モンゴルの国旗

【モンゴル国旗】モンゴルの歴史・生活が込められた旗

モンゴルの国旗は赤と青をベースに、黄色で模様を書き込んだものです。

モンゴルの国旗

実は、この国旗には多くの意味が込められているんです。

モンゴルの生活に基づいたものになっているので、この記事ではその隠された意味を解説していきますね。

モンゴル国旗の赤と青は、大地と空を意味している

モンゴルにおいて、赤は大地の色青は空を意味します。

大地が「赤」というと、日本人にはピンとこないかもしれません。

もともとモンゴルの土地は、砂漠もしくは砂漠に近い場所が多く、草が生い茂っている場所が少ないんですよね。

現モンゴル国でいう北方のエリアは森林地帯となっているのですが、中央~南にかけては痩せた土地が続いています。

南部の大半がゴビ砂漠です。

日本語でも草の生えていない土地を「赤茶けた大地」ということがありますが、それをイメージしてもらえれば「赤」が「大地の色」だというのがわかるかもしれません。

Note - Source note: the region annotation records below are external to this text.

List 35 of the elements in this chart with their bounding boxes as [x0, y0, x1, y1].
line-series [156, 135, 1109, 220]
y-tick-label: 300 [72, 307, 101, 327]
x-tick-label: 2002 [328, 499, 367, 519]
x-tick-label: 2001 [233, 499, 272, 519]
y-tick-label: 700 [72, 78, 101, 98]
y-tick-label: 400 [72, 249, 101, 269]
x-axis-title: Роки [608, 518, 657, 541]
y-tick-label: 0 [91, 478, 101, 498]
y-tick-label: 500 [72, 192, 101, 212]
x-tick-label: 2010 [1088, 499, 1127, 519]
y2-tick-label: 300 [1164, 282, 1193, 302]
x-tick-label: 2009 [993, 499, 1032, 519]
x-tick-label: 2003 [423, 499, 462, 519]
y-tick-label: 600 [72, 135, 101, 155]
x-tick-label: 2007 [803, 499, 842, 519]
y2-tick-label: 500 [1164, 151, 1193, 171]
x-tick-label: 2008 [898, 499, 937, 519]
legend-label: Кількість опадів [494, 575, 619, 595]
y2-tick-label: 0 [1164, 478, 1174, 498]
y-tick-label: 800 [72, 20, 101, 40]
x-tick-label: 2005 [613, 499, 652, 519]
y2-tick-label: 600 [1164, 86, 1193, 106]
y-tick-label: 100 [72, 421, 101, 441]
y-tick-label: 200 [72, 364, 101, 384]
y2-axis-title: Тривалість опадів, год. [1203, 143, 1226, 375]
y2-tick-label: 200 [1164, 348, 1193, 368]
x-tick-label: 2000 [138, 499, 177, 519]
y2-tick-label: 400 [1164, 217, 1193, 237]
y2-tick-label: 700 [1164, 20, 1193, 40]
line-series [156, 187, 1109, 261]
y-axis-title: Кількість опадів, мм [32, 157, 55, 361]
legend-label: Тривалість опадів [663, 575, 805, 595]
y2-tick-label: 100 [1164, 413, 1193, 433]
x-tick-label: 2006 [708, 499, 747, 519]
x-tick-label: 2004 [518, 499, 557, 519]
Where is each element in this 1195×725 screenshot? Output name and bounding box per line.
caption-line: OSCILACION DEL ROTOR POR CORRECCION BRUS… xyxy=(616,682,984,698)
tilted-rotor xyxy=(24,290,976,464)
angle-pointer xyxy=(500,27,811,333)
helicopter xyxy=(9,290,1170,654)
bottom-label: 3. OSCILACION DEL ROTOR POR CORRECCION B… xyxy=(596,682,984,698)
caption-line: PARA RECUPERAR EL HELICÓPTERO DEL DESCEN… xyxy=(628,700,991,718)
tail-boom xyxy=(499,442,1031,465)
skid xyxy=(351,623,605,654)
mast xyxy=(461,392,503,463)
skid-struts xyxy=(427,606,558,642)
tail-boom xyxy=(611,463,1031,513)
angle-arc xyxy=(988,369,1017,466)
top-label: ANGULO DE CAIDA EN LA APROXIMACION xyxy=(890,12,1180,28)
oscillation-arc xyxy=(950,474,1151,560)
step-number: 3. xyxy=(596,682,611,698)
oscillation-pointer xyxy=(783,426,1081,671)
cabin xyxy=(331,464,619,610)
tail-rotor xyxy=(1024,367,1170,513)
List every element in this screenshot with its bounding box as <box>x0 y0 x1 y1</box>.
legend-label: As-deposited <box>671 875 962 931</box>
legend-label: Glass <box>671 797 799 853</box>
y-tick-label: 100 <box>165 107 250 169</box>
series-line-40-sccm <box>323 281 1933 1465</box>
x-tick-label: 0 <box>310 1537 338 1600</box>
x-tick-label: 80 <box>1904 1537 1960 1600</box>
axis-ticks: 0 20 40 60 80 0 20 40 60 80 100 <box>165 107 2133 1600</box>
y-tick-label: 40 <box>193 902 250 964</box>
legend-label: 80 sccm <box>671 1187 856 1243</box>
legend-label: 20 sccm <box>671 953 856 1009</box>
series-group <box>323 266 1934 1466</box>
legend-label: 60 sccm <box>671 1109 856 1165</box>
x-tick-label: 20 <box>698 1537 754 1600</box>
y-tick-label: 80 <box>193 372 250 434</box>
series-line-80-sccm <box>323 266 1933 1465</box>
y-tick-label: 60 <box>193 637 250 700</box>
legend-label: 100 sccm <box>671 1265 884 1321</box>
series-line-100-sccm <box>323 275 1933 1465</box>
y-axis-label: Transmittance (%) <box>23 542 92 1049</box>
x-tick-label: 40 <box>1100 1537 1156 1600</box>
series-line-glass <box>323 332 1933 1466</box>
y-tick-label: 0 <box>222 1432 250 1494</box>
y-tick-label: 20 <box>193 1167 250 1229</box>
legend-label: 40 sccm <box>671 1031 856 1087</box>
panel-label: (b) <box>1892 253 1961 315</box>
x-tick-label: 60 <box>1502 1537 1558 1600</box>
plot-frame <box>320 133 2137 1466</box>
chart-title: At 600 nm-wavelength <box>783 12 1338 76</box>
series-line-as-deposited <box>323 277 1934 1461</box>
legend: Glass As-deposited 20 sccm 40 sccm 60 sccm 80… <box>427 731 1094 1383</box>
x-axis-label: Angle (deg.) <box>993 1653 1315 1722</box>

モンゴル国旗の黄色い部分は、生活・歴史を意味している

ソヨンボ文字
ソヨンボ文字

モンゴル国旗の左側に書かれた黄色の記号は、もともと「ソヨンボ文字」です。

ソヨンボ文字というのは、1686年に僧侶ボグド・ザナバザル(ジェプツンタンパ1世)が作成したもので、モンゴル語のほかチベット語やサンスクリット語を表記するのにも使われました。

このソヨンボ文字のなかでも、あえて「ソヨンボ」と呼ばれるシンボルが国旗に書かれているものです。

ソヨンボ

各記号が何を意味しているかは諸説ありますが、上から3つは「火」「太陽」「月」を差しています。

どれも、モンゴルで暮らしていくのに欠かせないものですね。

両脇の縦棒は「防壁」ひいては「国土」を意味するという人もいます。

そのなかの三角形は「槍」「武器」を、横棒は「盾」を、中央の円形のものは「陰陽」を意味しています。

「国土」「武器」「陰陽」は、現代にいたるまでのモンゴルの歴史を象徴した要素とも言えます。

つまり「ソヨンボ」は、モンゴルの生活・歴史を象徴していると言っても過言ではないのではないでしょうか。

国旗に込められた「モンゴル」

モンゴルのゴビ砂漠

モンゴルの国旗は、赤と青の背景と、黄色のソヨンボから成り立っています。

それぞれ赤は「大地」を、青は「空」を、ソヨンボは「生活と歴史」を象徴しており、モンゴル国そのものを指し示すものと言えるでしょう。